After you fail to remind him a few times he will either step up to the plate or not.
I have done this previously to some extent. My husband is better now that our kids are older, but when they were younger it saved my sanity.
Were you really able to let go of the expectation / hope he'd engage more?
Anonymous wrote:So, logistically, your plan sounds fine as others have noted. And it would be a relief to stop taking responsibility for what he does and doesn't do with the family - it's never fun to make yourself responsibility for someone else's life choices. But you say "But I also feel like it'd make him not feel like a life partner at all - more a financial supporter who is nice to fun around periodically when he decides - and that's really sad for a marriage."
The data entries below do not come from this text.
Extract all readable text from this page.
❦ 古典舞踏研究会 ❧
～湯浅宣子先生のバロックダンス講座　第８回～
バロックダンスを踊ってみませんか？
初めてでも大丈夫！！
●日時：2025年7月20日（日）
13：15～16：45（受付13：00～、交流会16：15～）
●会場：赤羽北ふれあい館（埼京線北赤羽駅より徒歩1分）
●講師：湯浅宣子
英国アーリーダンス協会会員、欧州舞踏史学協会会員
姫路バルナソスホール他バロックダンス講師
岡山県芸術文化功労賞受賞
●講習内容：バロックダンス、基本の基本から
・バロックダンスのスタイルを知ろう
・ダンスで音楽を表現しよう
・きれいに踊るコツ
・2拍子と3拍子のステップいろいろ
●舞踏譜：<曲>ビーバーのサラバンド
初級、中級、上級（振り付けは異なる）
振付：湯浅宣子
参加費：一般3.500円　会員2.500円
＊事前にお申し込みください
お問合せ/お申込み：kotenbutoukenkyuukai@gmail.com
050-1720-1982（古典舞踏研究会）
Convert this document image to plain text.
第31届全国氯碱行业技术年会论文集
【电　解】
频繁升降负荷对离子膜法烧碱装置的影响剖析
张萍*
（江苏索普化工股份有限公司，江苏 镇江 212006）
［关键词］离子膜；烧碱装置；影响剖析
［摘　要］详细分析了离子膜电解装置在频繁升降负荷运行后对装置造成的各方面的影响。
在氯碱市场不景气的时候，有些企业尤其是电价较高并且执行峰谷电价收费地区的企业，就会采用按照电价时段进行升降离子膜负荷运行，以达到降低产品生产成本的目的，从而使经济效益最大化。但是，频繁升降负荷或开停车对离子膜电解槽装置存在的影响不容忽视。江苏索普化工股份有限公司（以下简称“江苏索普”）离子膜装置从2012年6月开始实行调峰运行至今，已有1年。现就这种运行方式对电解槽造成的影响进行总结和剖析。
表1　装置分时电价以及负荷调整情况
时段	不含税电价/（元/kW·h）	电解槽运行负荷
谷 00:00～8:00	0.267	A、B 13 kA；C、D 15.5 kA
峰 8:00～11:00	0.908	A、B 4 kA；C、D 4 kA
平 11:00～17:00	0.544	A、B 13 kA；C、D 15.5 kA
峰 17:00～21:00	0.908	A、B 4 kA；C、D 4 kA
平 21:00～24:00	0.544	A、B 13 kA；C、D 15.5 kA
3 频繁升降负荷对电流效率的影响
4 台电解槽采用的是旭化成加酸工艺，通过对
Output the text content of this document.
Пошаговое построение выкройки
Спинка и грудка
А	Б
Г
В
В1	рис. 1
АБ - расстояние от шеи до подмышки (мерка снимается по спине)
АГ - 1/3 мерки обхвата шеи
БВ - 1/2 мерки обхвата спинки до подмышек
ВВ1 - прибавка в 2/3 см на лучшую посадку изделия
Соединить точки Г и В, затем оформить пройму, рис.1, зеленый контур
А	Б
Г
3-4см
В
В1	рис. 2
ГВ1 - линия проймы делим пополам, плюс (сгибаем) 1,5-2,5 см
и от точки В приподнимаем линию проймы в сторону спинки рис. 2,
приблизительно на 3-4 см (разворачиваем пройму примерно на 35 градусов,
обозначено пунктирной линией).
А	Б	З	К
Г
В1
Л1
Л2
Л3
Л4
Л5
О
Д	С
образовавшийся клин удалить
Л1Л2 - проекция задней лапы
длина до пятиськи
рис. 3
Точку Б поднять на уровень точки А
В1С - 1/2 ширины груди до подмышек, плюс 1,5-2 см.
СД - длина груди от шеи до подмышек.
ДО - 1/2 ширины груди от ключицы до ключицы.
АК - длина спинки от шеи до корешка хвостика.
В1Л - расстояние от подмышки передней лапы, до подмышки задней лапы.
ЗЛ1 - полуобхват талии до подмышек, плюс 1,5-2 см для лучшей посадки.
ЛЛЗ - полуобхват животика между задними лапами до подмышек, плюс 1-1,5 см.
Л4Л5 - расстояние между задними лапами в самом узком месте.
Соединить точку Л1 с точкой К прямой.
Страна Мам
So if you're going to do it, I'd try really hard to think about this and see if you can re-frame it in your mind. Can you see being a financial supporter as one way of being a good life partner? Can you see him as an asset to the family when he does participate in family time and see it more as "when he's able" than "when he decides"? (Able can relate to work obligations and to mental health constraints). Can you pick a couple family responsibilities that would mean a lot to you/the kids and can you rely on him to come through for those few things - ie, kids' birthdays, your birthday/anniversary, one or more special holidays, etc.? Maybe you can re-frame that in your mind as being a good life partner, even if it's not personally your ideal life partner. Then it is less than ideal, perhaps disappointing, but not as sad?
Anonymous wrote:I did this for a time with my DH who also has a lot of similar issues with your DH's behaviors (wants to sleep a lot, fun activities feel like work + anxiety). I was fairly vocal about telling him how much I was doing and how little he was doing and that wasn't working out for me. So I stopped expecting anything from him and did everything myself. Slowly, he stepped up. But it was more about what the kids needed from him as they were older. He could more easily meet their needs. He wasn't great with small children.
Anonymous wrote:The idea that your kids will not suffer because of your DHs issues is insane. Divorce or not he is not a present father and that will have ramifications.
Anonymous wrote:I'd sit him down and have him read this post. As long as he's aware that you feel this way I think it's totally fine.
After you fail to remind him a few times he will either step up to the plate or not.
I have done this previously to some extent. My husband is better now that our kids are older, but when they were younger it saved my sanity.